I'd be asked for a link to this discussion. I'd certainly be asked for one if I pointed out that Penniston later said he deliberately left out the full details in his statement.
 
*Penniston told Chandler that the lighthouse was not what he had seen in the forest. Even if he believed that, omitting the lighthouse from his (Penniston's) statement must be highly questionable, and perhaps an early red flag. They had gone out to investigate lights, and ended up looking at a lighthouse. That fact is pertinent, even if Penniston didn't like it. Instead, it looks (to me) like Penniston didn't document the lighthouse because he didn't like the conclusions that others might have drawn from that information.

Assuming things even happened as transcribed...why would he mention something that was not relevant to what he considered the most pertinent information ? Of course he's left out the lighthouse deliberately. Not for nefarious reasons but I suspect because to him it just obfuscates the matter. The fact that they 'also' chased the lighthouse is in his mind irrelevant if the red and blue lighted object they all saw was not the lighthouse. Why bring in extraneous material ? That's my take on it. He's doing his job...focusing on what's relevant.
 
we normal folks looking at where the evidence leads us can't understand

You'd be less confused if you grasped that I don't have a fixed position on Rendlesham. I am playing devil's advocate...deliberately challenging the 'conventional' explanations. I'm not 'changing my mind' every 5 minutes. I'm simply attacking any and every loophole I see. To me that is the method of getting to the truth.

You confuse that I am stating an opinion with it being my opinion.
 
They all accurately relate red and blue.
"Accurately"?
How do you know?
Bad faith. How do you 'know' any of what is reported even happened at all ?

I don't.
We can only know if, for example, people are accurately quoting the documents in the public record. Or if some theories align with checkable facts, e.g. was Orford Ness lighthouse visible from parts of Rendlesham Forest.

Most of us are not "insisting" on a certain interpretation,
I am insisting that stories are cover stories
defending that position (for which they provide no evidence whatsoever), and then apparently dropping it without admitting so.

Please, can you say how you know Cabansag, Burroughs and Penniston accurately reported red and blue lights?
The lights that you insisted were a made-up cover-story just a few posts ago?
 
So the three 26th December witnesses couldn't be misled by a lighthouse beam, but Halt and co. are misled by an electrical fault?!
That Halt observes it in the sky for a protracted period, until dawn slowly renders it invisible?
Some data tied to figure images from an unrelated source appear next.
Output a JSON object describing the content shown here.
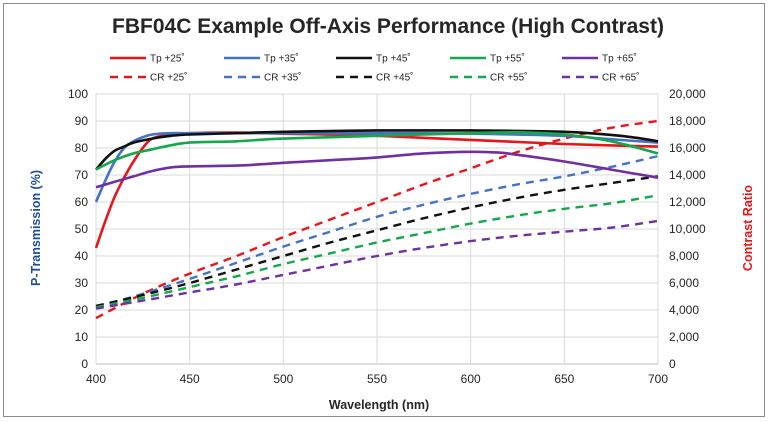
{
  "chart_data": {
    "type": "line",
    "title": "FBF04C Example Off-Axis Performance (High Contrast)",
    "xlabel": "Wavelength (nm)",
    "ylabel": "P-Transmission (%)",
    "y2label": "Contrast Ratio",
    "xlim": [
      400,
      700
    ],
    "ylim": [
      0,
      100
    ],
    "y2lim": [
      0,
      20000
    ],
    "x_ticks": [
      "400",
      "450",
      "500",
      "550",
      "600",
      "650",
      "700"
    ],
    "y_ticks": [
      "0",
      "10",
      "20",
      "30",
      "40",
      "50",
      "60",
      "70",
      "80",
      "90",
      "100"
    ],
    "y2_ticks": [
      "0",
      "2,000",
      "4,000",
      "6,000",
      "8,000",
      "10,000",
      "12,000",
      "14,000",
      "16,000",
      "18,000",
      "20,000"
    ],
    "grid": true,
    "legend_position": "top",
    "colors": {
      "c25": "#e8161b",
      "c35": "#4472c4",
      "c45": "#111111",
      "c55": "#14a84b",
      "c65": "#7030a0",
      "ylabel": "#1f4e9b",
      "y2label": "#e8161b",
      "grid": "#d9d9d9"
    },
    "series": [
      {
        "name": "Tp +25˚",
        "axis": "left",
        "style": "solid",
        "color": "c25",
        "x": [
          400,
          405,
          410,
          415,
          420,
          425,
          430,
          440,
          450,
          475,
          500,
          550,
          600,
          650,
          700
        ],
        "y": [
          43,
          53,
          62,
          69,
          75,
          80,
          83.5,
          85,
          85.5,
          85.7,
          85.3,
          84.5,
          83,
          81.5,
          80.5
        ]
      },
      {
        "name": "Tp +35˚",
        "axis": "left",
        "style": "solid",
        "color": "c35",
        "x": [
          400,
          405,
          410,
          415,
          420,
          425,
          430,
          440,
          450,
          475,
          500,
          550,
          600,
          650,
          670,
          700
        ],
        "y": [
          60,
          68,
          75,
          80,
          82.5,
          84,
          85,
          85.5,
          85.5,
          85.5,
          85.5,
          85.5,
          85.3,
          84.5,
          83.5,
          82
        ]
      },
      {
        "name": "Tp +45˚",
        "axis": "left",
        "style": "solid",
        "color": "c45",
        "x": [
          400,
          405,
          410,
          415,
          420,
          430,
          440,
          450,
          475,
          500,
          550,
          600,
          650,
          680,
          700
        ],
        "y": [
          72,
          76,
          79,
          80.5,
          82,
          83.5,
          84.5,
          85,
          85.5,
          86,
          86.5,
          86.5,
          86,
          84.5,
          82.5
        ]
      },
      {
        "name": "Tp +55˚",
        "axis": "left",
        "style": "solid",
        "color": "c55",
        "x": [
          400,
          410,
          420,
          430,
          440,
          450,
          475,
          500,
          550,
          600,
          625,
          650,
          675,
          700
        ],
        "y": [
          72,
          75.5,
          78,
          79.5,
          81,
          82,
          82.5,
          83.5,
          84.5,
          85.5,
          85.8,
          85,
          82.5,
          78
        ]
      },
      {
        "name": "Tp +65˚",
        "axis": "left",
        "style": "solid",
        "color": "c65",
        "x": [
          400,
          410,
          420,
          430,
          440,
          450,
          475,
          500,
          525,
          550,
          575,
          600,
          615,
          625,
          650,
          675,
          700
        ],
        "y": [
          65.5,
          67.5,
          69.5,
          71.5,
          72.8,
          73.2,
          73.5,
          74.5,
          75.5,
          76.5,
          78,
          78.6,
          78.3,
          77.5,
          75,
          72,
          69
        ]
      },
      {
        "name": "CR +25˚",
        "axis": "right",
        "style": "dashed",
        "color": "c25",
        "x": [
          400,
          425,
          450,
          475,
          500,
          525,
          550,
          575,
          600,
          625,
          650,
          675,
          700
        ],
        "y": [
          3400,
          5200,
          6700,
          8000,
          9400,
          10700,
          12000,
          13300,
          14500,
          15700,
          16700,
          17500,
          18000
        ]
      },
      {
        "name": "CR +35˚",
        "axis": "right",
        "style": "dashed",
        "color": "c35",
        "x": [
          400,
          425,
          450,
          475,
          500,
          525,
          550,
          575,
          600,
          625,
          650,
          675,
          700
        ],
        "y": [
          4200,
          5200,
          6300,
          7500,
          8700,
          9800,
          10900,
          11800,
          12600,
          13300,
          13900,
          14600,
          15400
        ]
      },
      {
        "name": "CR +45˚",
        "axis": "right",
        "style": "dashed",
        "color": "c45",
        "x": [
          400,
          425,
          450,
          475,
          500,
          525,
          550,
          575,
          600,
          625,
          650,
          675,
          700
        ],
        "y": [
          4300,
          5100,
          6000,
          7000,
          8000,
          9000,
          9900,
          10800,
          11600,
          12300,
          12900,
          13400,
          13900
        ]
      },
      {
        "name": "CR +55˚",
        "axis": "right",
        "style": "dashed",
        "color": "c55",
        "x": [
          400,
          425,
          450,
          475,
          500,
          525,
          550,
          575,
          600,
          625,
          650,
          675,
          700
        ],
        "y": [
          4200,
          4900,
          5700,
          6500,
          7400,
          8200,
          9000,
          9700,
          10400,
          11000,
          11500,
          11900,
          12500
        ]
      },
      {
        "name": "CR +65˚",
        "axis": "right",
        "style": "dashed",
        "color": "c65",
        "x": [
          400,
          425,
          450,
          475,
          500,
          525,
          550,
          575,
          600,
          625,
          650,
          675,
          700
        ],
        "y": [
          4100,
          4700,
          5300,
          5900,
          6600,
          7300,
          8000,
          8600,
          9100,
          9500,
          9800,
          10100,
          10600
        ]
      }
    ]
  }
}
An electricity cable arcing/ burning copper for three days? (Red lights reported on the 26th and 28th, IIRC).
And the farmhouse inhabitants don't notice or bother to tell anyone?

You were insisting that all the accounts were cover stories.
The witnesses were all part of a cover-up.

So it's totally, utterly, irrelevant that there is an electricity pylon, complete with insulators, etc, directly below the lighthouse ? Couldn't possibly be the cause of any of what was seen...such as Halt seeing sparks falling to the ground ?
 
Please, can you say how you know Cabansag, Burroughs and Penniston accurately reported red and blue lights?
The lights that you insisted were a made-up cover-story just a few posts ago?
i think youve been hanging out with fat phil too long. you are twisting his meanings, which isnt like you. (and it wasnt a few posts ago. its odd seeing you like this).
 
Where's the contradiction ? I am playing devil's advocate. When I argue a position then I put myself in the mindset of someone arguing it. If a particular line doesn't work, I move on. I am arguing positions...none of which are my own personal position, which is simply that the lighthouse and stars theory is inadequate and does not fully explain what transpired.